A former fraud investigator for the New York City Department of Homeless Services will spend 27 months in prison for stealing and selling homeless people’s personal information during the COVID pandemic.
Brooklyn resident Olabanji Otufale, 41, accessed the names, dates of birth, Social Security numbers and photos of city homeless people, then sold that information to Marc Lazarre, an identity thief who used their IDs to apply for COVID unemployment relief.
A Brooklyn Federal Court judge sentenced Otufale on Wednesday.
The victims had given the city their names and info to apply for social services like beds in homeless shelter and food stamps.
In October 2020, Otufale accessed a DHS database, took photos of the ID info he saw, and texted those pics to Lazarre.
Lazarre, 39, of New Jersey, then tried to file for unemployment insurance in the victims’ names, but he wasn’t always successful — some of his marks had already filed for unemployment, according to court filings. In fact, he only managed to score a measly $182 in pilfered benefits, according to prosecutors.

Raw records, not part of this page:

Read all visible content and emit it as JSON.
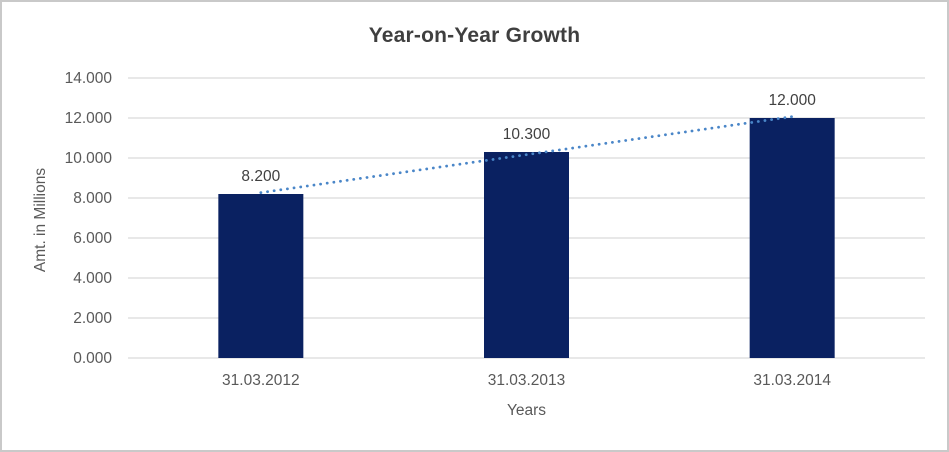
{
  "chart_data": {
    "type": "bar",
    "title": "Year-on-Year Growth",
    "xlabel": "Years",
    "ylabel": "Amt. in Millions",
    "categories": [
      "31.03.2012",
      "31.03.2013",
      "31.03.2014"
    ],
    "series": [
      {
        "values": [
          8.2,
          10.3,
          12.0
        ],
        "value_labels": [
          "8.200",
          "10.300",
          "12.000"
        ]
      }
    ],
    "ylim": [
      0,
      14
    ],
    "ytick_step": 2,
    "ytick_labels": [
      "0.000",
      "2.000",
      "4.000",
      "6.000",
      "8.000",
      "10.000",
      "12.000",
      "14.000"
    ],
    "grid": true,
    "legend": "none",
    "trendline": {
      "type": "linear",
      "style": "dotted",
      "color": "#4a86c8"
    },
    "colors": {
      "bar": "#0a2161",
      "grid": "#d9d9d9",
      "axis_text": "#595959",
      "data_label": "#404040",
      "title": "#3f3f3f",
      "border": "#c9c9c9",
      "background": "#ffffff"
    }
  }
}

When his claims got rejected, he asked Otufale for new names, telling him in one text, “smfh [shaking my f—ing head] told you these bums b on it.”
Otufale and Lazarre were taking advantage of the federal CARES act, an economic stimulus package set up in the early days of the pandemic that provided more than $2 trillion in emergency COVID relief.
“The defendant abused his position of trust as a fraud investigator to access and steal vulnerable homeless victims’ personal identifying information for his personal benefit,” U.S. Attorney John J. Durham said.
Otufale and Lazarre pleaded guilty in Brooklyn Federal Court to wire fraud conspiracy and aggravated identity theft in July, the same day jury selection was supposed to start in their trial.
Lazarre has a history of identity theft and forgery convictions dating back to 2015, and at one point he took out a lease in a dead person’s name, according to the feds.
He’s slated to be sentenced in March.